Partnerships and capacity: The department coordinated with Keep Columbus Beautiful, Swayco, and The Recycling Partnership on education and outreach. Jake Heffron, municipal and public‑sector representative for Rumpke Waste and Recycling, said Rumpke’s new processing facility aims to accommodate growth. "We have the capacity to process upwards of 250,000 tons of material," Heffron said, noting the new Rumpke Resource and Recycling Center's technology and public education center.
Phase 1 and next steps: City staff described a phased plan to roll out recycling expansion over 5–7 years. Phase 1 focuses on implementing recycling in all city facilities with regular human activity (recreation centers, municipal buildings, water treatment plants), staff training on "recycling the right way," and stakeholder discussions to determine feasible timelines for broader expansion. Pruitt said the city's immediate aim is to "get our own house in order" before advancing to regulation or wider mandates.
Community input and events: Testimony included offers from community groups that run diversion programs at large events; Dr. Landell Town Senior, representing Lifesavers, told the committee the organization has run composting and recycling at Ohio State University games for 15 years and reported a diversion rate near 98% for those events.
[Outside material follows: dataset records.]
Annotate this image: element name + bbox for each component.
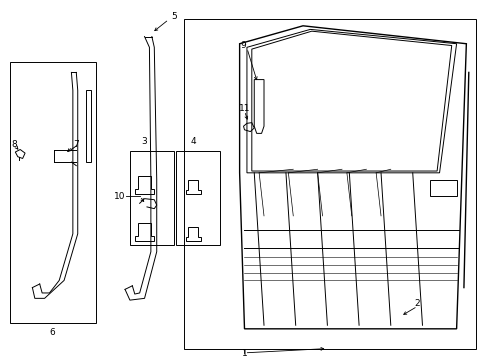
Text: 11: 11 [238, 104, 250, 113]
Text: 9: 9 [240, 41, 245, 50]
Text: 5: 5 [171, 12, 176, 21]
Bar [183, 19, 475, 348]
Text: 10: 10 [113, 192, 125, 201]
Text: 7: 7 [73, 140, 79, 149]
Bar [429, 180, 456, 196]
Text: 4: 4 [190, 137, 196, 146]
Text: 3: 3 [142, 137, 147, 146]
Text: 6: 6 [49, 328, 55, 337]
Text: 1: 1 [241, 348, 247, 357]
Text: 8: 8 [11, 140, 17, 149]
Bar [130, 151, 173, 244]
Text: 2: 2 [414, 299, 420, 308]
Bar [176, 151, 220, 244]
Bar [10, 62, 96, 323]
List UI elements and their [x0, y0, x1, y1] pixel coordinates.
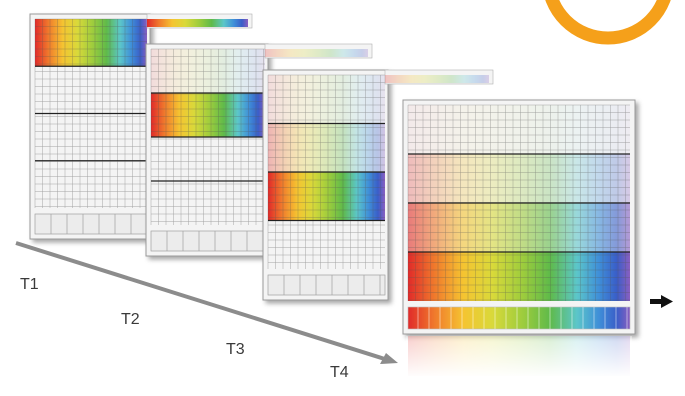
frame-t4: [402, 99, 636, 378]
frame-top-edge: [146, 13, 253, 29]
time-label-t4: T4: [330, 364, 349, 381]
time-axis-arrowhead: [380, 353, 398, 364]
colored-band: [151, 93, 265, 137]
right-arrow-icon: [650, 295, 673, 308]
spectrum-strip: [407, 306, 631, 330]
faded-band: [268, 123, 385, 172]
cell-strip: [267, 274, 386, 296]
faded-band: [408, 105, 630, 154]
frame-top-edge: [264, 43, 373, 59]
time-axis-line: [15, 241, 389, 362]
faded-band: [408, 154, 630, 203]
reflection-fade: [406, 336, 632, 378]
frame-top-edge: [384, 69, 494, 85]
cell-strip: [34, 213, 148, 235]
time-label-t1: T1: [20, 276, 39, 293]
frame-t2: [145, 43, 269, 257]
time-label-t2: T2: [121, 311, 140, 328]
frame-t3: [262, 69, 389, 301]
colored-band: [35, 19, 147, 67]
time-label-t3: T3: [226, 341, 245, 358]
colored-band: [408, 252, 630, 301]
colored-band: [268, 172, 385, 221]
faded-band: [408, 203, 630, 252]
orange-ring-icon: [545, 0, 671, 45]
cell-strip: [150, 230, 266, 252]
frame-t1: [29, 13, 151, 240]
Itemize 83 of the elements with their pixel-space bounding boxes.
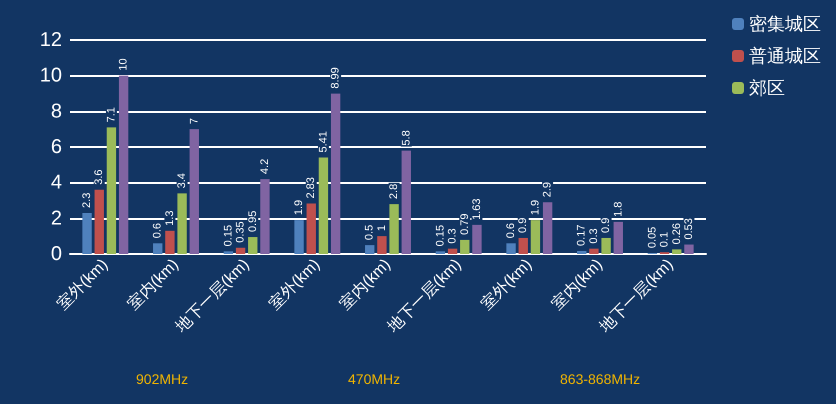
data-label: 3.6 bbox=[93, 170, 106, 185]
bar bbox=[118, 76, 128, 254]
data-label: 0.35 bbox=[234, 221, 247, 243]
bar bbox=[460, 240, 470, 254]
bar bbox=[589, 248, 599, 254]
bar bbox=[106, 127, 116, 254]
data-label: 5.8 bbox=[400, 130, 412, 146]
data-label: 1.9 bbox=[293, 200, 306, 216]
data-label: 2.9 bbox=[542, 182, 554, 198]
y-tick-label: 2 bbox=[50, 207, 62, 230]
data-label: 2.8 bbox=[388, 184, 400, 200]
y-tick-label: 6 bbox=[50, 136, 62, 158]
bar bbox=[472, 224, 482, 254]
bar bbox=[577, 250, 586, 254]
text: 470MHz bbox=[348, 371, 400, 387]
bar bbox=[165, 230, 175, 254]
bar bbox=[177, 193, 187, 254]
data-label: 0.6 bbox=[152, 223, 164, 238]
bar bbox=[614, 222, 623, 254]
data-label: 0.3 bbox=[446, 228, 459, 244]
y-tick-label: 10 bbox=[40, 64, 62, 87]
y-tick-label: 12 bbox=[40, 29, 62, 51]
data-label: 0.79 bbox=[458, 213, 471, 235]
data-label: 10 bbox=[118, 58, 130, 71]
data-label: 1.9 bbox=[529, 200, 542, 216]
bar bbox=[518, 238, 528, 254]
data-label: 0.9 bbox=[517, 218, 530, 233]
data-label: 7.1 bbox=[105, 107, 118, 122]
data-label: 0.15 bbox=[222, 224, 234, 246]
data-label: 0.5 bbox=[364, 224, 376, 240]
data-label: 8.99 bbox=[330, 67, 342, 89]
bar bbox=[601, 238, 611, 254]
data-label: 3.4 bbox=[176, 173, 188, 188]
bar bbox=[365, 245, 374, 254]
data-label: 5.41 bbox=[317, 131, 330, 153]
bar bbox=[236, 248, 246, 254]
data-label: 0.05 bbox=[646, 226, 658, 248]
bar bbox=[224, 251, 234, 254]
legend-label: 普通城区 bbox=[749, 46, 821, 66]
bar bbox=[436, 251, 446, 254]
bar bbox=[190, 129, 199, 254]
bar bbox=[506, 243, 516, 254]
data-label: 4.2 bbox=[258, 158, 271, 174]
bar bbox=[306, 204, 316, 254]
bar bbox=[94, 190, 104, 254]
bar bbox=[389, 204, 399, 254]
data-label: 7 bbox=[188, 118, 200, 124]
data-label: 1 bbox=[376, 225, 388, 232]
bar bbox=[248, 237, 258, 254]
text: 863-868MHz bbox=[560, 371, 640, 387]
bar bbox=[260, 179, 270, 254]
bar bbox=[672, 249, 682, 254]
data-label: 0.6 bbox=[505, 223, 518, 238]
bar bbox=[448, 248, 458, 254]
data-label: 0.26 bbox=[670, 222, 683, 244]
bar bbox=[330, 94, 340, 254]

Funding, operations and challenges: Staff cited barriers that private multifamily property managers raised in the pilot: lack of space, turnover of property management staff, uncertainty about costs, and concerns about contamination. The department plans post‑pilot surveys, additional waste audits, a cost analysis, and continued stakeholder engagement to determine funding models and hauling responsibilities.
Ending: Council members invited haulers, property managers, and community organizations to join future interested‑party meetings; the department will post the presentation and video and continue to refine the phased plan with stakeholder input.